Airbnb shifts focus to local residents
Airbnb, the American sharing-economy platform, is seeking to recover its struggling business in Thailand by pivoting to domestic tourism, while providing mild relief to thousands of landlords on its platform nationwide.
Last year, Airbnb reported 2.5 million guests at its users' properties in Thailand through 99,000 listings, before facing massive drops in bookings this year due to the Covid-19 pandemic, lockdowns and travel restrictions.
Bloomberg reported that the company saw a 67% plunge in second-quarter revenue, from US$1 billion in 2019.
The company, which plans a stock listing this year, does not report specific data. But Airbnb has enjoyed a domestic tourism resurgence in Thailand in the post-lockdown period.
From May 31 to June 6, the number of domestic bookings (by local residents) surged 13% year-on-year.
As 92% of Airbnb guests in Thailand last year came from overseas, the company's user base has likely shrunk considerably since the ban on international travellers in March.
"We are seeing recovery of our business, but we are seeing our business take on a different form, from international to domestic travel," Mike Orgill, director of public policy for Asia-Pacific at Airbnb, told a media roundtable in Bangkok. "We are excited as countries are able to resolve the broader Covid crisis and reopen some of these travel corridors and will see Airbnb's business adapt to change."
The company has come under fire from hotel groups that accuse it of skirting local regulations by allowing the platform to be used by home renters without a hotel licence.
Airbnb has responded by lobbying the government, asking for clear regulations that would allow this new business model of short-term rentals without becoming burdensome for its landlords.
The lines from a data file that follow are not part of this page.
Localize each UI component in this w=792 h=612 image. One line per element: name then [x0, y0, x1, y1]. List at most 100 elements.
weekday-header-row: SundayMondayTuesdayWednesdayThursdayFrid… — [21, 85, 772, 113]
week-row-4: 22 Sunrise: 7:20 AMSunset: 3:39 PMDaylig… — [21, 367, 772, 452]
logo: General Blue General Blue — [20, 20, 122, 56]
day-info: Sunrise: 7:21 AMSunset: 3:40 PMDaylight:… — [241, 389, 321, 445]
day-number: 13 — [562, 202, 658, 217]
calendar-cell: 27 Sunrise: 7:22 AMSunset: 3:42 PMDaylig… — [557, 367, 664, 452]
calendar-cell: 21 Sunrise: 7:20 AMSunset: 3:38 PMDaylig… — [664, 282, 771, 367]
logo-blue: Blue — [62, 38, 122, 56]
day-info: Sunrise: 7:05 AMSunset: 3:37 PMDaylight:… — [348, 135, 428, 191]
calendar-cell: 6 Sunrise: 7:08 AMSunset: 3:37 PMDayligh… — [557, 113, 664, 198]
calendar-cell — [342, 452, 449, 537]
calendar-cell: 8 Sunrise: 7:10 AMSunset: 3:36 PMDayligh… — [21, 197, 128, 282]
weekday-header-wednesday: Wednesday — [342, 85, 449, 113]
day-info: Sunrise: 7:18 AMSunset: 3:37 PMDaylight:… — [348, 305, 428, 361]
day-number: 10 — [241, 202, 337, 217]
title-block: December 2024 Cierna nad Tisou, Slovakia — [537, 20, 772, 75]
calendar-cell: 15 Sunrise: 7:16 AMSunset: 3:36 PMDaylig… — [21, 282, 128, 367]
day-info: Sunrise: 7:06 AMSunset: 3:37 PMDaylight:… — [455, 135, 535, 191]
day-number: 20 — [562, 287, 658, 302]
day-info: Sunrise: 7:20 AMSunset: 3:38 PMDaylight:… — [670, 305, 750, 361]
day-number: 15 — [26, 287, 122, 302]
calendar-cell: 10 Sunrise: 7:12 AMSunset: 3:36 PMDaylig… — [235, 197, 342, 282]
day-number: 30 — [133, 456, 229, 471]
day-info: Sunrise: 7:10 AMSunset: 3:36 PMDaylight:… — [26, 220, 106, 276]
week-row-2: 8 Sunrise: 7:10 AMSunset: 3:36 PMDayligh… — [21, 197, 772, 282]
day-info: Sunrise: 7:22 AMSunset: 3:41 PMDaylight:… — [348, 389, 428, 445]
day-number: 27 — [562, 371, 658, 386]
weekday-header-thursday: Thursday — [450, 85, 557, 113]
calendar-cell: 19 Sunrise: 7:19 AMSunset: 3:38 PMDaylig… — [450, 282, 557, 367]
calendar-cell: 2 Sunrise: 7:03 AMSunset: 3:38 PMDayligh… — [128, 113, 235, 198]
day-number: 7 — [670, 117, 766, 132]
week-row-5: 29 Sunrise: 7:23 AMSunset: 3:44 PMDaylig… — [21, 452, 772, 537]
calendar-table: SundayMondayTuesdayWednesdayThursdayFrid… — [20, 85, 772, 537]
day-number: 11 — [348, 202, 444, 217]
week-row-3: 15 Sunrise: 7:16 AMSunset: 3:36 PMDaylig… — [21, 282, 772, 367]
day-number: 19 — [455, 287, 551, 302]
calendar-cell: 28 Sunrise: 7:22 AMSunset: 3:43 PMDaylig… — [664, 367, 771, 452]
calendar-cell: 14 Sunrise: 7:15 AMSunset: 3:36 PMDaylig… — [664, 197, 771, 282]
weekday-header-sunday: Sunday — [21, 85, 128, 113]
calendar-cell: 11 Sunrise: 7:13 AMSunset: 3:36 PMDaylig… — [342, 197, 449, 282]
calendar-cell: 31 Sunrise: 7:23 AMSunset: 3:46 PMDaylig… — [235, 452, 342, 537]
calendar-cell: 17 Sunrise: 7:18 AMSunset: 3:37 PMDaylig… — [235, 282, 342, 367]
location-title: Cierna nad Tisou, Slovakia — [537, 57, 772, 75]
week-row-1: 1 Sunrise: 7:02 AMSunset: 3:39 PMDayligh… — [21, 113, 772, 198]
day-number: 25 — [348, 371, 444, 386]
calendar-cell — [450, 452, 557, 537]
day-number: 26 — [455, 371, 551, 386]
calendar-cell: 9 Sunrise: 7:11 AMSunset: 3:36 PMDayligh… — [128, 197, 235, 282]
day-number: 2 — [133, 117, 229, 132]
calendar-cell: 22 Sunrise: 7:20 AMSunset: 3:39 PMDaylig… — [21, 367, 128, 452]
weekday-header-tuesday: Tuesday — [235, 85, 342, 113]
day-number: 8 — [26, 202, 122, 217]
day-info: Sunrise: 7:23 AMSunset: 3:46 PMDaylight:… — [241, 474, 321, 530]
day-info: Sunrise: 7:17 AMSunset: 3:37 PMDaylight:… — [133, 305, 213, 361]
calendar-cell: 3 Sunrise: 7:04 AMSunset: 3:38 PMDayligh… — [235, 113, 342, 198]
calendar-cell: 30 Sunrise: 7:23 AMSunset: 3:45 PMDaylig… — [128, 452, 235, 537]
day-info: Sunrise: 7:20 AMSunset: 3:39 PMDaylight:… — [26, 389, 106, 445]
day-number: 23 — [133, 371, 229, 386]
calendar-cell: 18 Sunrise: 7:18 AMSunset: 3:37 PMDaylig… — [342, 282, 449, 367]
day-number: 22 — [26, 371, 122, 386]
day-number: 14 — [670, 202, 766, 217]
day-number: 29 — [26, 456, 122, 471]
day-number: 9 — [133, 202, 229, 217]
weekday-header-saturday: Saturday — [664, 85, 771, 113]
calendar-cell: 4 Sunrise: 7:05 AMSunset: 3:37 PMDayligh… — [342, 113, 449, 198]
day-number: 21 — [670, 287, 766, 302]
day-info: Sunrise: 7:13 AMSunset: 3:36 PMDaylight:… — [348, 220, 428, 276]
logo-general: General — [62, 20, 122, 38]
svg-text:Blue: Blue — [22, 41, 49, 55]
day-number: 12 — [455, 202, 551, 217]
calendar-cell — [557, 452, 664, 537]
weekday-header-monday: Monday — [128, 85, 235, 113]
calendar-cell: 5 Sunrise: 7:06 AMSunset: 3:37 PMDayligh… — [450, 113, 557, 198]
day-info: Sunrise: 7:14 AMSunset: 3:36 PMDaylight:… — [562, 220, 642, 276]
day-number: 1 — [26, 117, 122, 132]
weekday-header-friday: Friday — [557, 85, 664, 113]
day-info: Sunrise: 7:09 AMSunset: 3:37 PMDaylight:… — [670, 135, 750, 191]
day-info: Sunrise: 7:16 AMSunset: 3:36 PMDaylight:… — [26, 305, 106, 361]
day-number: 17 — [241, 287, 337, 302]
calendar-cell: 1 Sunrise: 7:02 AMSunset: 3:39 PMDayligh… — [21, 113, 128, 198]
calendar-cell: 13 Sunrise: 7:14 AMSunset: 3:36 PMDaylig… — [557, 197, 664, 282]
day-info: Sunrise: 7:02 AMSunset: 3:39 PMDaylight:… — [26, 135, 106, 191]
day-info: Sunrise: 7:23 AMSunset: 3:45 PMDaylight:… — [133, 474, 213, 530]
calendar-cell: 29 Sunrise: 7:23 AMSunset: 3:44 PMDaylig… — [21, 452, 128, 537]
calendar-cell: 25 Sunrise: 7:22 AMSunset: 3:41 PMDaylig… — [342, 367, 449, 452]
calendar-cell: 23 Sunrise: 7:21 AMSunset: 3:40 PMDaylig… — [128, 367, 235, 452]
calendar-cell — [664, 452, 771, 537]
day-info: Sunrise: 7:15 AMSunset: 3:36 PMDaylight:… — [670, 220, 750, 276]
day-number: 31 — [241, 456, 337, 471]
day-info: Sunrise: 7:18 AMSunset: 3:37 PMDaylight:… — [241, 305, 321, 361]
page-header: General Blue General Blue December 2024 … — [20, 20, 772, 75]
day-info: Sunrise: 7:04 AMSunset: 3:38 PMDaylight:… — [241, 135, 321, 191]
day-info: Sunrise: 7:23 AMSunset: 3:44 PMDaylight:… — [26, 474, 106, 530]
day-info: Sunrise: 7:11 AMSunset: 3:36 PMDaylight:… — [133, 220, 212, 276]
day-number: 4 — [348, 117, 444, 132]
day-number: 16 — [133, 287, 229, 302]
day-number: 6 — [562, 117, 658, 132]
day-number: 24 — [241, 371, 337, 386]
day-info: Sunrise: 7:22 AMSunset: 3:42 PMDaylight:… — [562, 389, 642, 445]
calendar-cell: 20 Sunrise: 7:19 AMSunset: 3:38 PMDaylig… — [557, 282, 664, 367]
The company has been working with Thai authorities like the Department of Local Administration and the Community Development Department to promote local tourism.
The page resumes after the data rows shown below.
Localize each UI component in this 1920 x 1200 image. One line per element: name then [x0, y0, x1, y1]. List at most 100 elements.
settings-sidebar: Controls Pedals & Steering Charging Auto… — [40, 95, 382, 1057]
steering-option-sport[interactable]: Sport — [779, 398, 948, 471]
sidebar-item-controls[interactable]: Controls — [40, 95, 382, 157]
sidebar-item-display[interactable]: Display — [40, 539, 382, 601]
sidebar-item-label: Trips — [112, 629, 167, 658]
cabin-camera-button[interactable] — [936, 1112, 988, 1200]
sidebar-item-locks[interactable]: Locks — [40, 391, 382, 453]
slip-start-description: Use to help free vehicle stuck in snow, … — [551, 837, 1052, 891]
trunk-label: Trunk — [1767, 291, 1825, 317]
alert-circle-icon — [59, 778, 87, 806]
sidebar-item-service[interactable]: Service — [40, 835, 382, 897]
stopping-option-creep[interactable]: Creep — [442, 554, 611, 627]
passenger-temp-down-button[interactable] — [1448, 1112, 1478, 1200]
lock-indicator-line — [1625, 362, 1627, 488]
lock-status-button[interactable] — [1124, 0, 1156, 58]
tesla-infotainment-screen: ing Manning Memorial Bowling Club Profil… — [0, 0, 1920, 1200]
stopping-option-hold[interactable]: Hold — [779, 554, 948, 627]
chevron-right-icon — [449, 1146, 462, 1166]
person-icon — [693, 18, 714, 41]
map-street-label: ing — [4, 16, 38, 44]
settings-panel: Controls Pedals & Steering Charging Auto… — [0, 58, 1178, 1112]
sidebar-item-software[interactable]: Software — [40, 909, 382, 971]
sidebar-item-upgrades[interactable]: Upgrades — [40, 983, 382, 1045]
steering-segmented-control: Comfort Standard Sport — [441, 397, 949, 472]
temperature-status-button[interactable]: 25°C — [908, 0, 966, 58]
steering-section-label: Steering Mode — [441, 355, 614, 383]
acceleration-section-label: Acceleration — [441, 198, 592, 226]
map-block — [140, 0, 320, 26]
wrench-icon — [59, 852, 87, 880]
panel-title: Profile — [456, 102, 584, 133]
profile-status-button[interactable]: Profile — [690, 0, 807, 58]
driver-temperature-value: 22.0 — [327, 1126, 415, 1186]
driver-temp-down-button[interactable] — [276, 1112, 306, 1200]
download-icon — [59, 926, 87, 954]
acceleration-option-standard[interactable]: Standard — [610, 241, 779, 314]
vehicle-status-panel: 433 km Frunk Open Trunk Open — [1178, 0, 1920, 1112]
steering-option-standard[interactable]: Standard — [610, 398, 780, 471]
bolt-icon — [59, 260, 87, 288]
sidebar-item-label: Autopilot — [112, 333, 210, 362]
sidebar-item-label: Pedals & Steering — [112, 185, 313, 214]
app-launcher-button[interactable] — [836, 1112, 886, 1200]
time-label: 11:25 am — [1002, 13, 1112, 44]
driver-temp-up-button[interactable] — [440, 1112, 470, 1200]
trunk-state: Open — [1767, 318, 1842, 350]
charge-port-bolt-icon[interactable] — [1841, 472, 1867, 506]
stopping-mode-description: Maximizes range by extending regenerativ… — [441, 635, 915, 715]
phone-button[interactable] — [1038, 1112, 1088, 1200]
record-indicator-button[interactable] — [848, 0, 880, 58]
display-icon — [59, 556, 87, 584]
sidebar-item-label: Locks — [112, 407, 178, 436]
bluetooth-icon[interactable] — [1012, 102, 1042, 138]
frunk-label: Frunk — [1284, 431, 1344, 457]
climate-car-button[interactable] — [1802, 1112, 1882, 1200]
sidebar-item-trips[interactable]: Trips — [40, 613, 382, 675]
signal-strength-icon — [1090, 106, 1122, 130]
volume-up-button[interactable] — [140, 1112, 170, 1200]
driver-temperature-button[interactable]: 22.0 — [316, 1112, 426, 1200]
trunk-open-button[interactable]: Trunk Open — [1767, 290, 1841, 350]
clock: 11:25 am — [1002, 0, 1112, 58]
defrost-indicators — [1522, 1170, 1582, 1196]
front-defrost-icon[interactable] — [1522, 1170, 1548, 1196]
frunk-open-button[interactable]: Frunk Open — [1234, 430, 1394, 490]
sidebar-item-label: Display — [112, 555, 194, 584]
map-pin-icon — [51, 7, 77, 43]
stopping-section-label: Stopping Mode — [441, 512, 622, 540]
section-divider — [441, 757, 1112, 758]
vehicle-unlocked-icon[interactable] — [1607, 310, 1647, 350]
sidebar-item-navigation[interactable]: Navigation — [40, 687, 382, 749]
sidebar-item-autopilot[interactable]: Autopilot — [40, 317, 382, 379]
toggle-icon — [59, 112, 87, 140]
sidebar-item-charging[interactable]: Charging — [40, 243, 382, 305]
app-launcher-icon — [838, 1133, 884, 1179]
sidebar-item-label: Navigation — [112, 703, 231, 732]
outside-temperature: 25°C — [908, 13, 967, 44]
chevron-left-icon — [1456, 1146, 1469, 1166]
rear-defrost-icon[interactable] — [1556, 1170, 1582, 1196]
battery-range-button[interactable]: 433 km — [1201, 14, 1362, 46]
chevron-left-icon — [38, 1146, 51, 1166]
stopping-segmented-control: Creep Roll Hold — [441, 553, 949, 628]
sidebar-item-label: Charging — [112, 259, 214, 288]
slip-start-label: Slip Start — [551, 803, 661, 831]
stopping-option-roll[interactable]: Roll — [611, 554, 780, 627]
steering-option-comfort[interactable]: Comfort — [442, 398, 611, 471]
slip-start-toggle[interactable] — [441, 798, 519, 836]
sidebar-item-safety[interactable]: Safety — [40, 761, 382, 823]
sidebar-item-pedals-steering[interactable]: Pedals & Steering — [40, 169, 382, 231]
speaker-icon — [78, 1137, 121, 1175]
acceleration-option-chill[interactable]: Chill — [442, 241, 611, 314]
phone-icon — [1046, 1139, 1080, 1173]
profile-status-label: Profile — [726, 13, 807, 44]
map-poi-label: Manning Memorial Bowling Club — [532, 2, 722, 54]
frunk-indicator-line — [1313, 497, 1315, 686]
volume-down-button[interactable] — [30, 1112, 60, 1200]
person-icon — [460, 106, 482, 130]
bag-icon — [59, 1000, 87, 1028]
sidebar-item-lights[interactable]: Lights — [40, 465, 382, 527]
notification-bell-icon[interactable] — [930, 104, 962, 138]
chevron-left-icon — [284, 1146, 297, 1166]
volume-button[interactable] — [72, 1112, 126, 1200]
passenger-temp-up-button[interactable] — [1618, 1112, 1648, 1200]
It also worked with the Tourism Ministry to provide extra rooms for Thailand Moto GP 2018 in Buri Ram, which coincided with a partnership between the ministry and Grab Taxi, a tech company in similar legal limbo in Thailand.
To provide aid to those offering rentals on the platform, Airbnb relaxed its cancellation policy, removing penalties for cancellations that previously could jeopardise host privileges.
The company is also offering US$5,000 grants to its "superhosts" or hosts with a high booking and good review rates.
Airbnb is touting the positive impact it has made for Thailand through an economic impact report through the consultancy firm Oxford Economics.
The report says Airbnb guests and hosts added 43.7 billion baht to Thailand's GDP, which was calculated based on estimated tourism spending of its guests.
The report only considers gross tourism spending, however.
"When we refer to Airbnb guest spending in the study, we refer not only to the amount spent on Airbnb, but the wider spending that guests do during their time here," said James Lambert, director of economic consulting at Oxford Economics. "The majority of spending came outside the rental through the retail sector, restaurants and other non-accommodation services."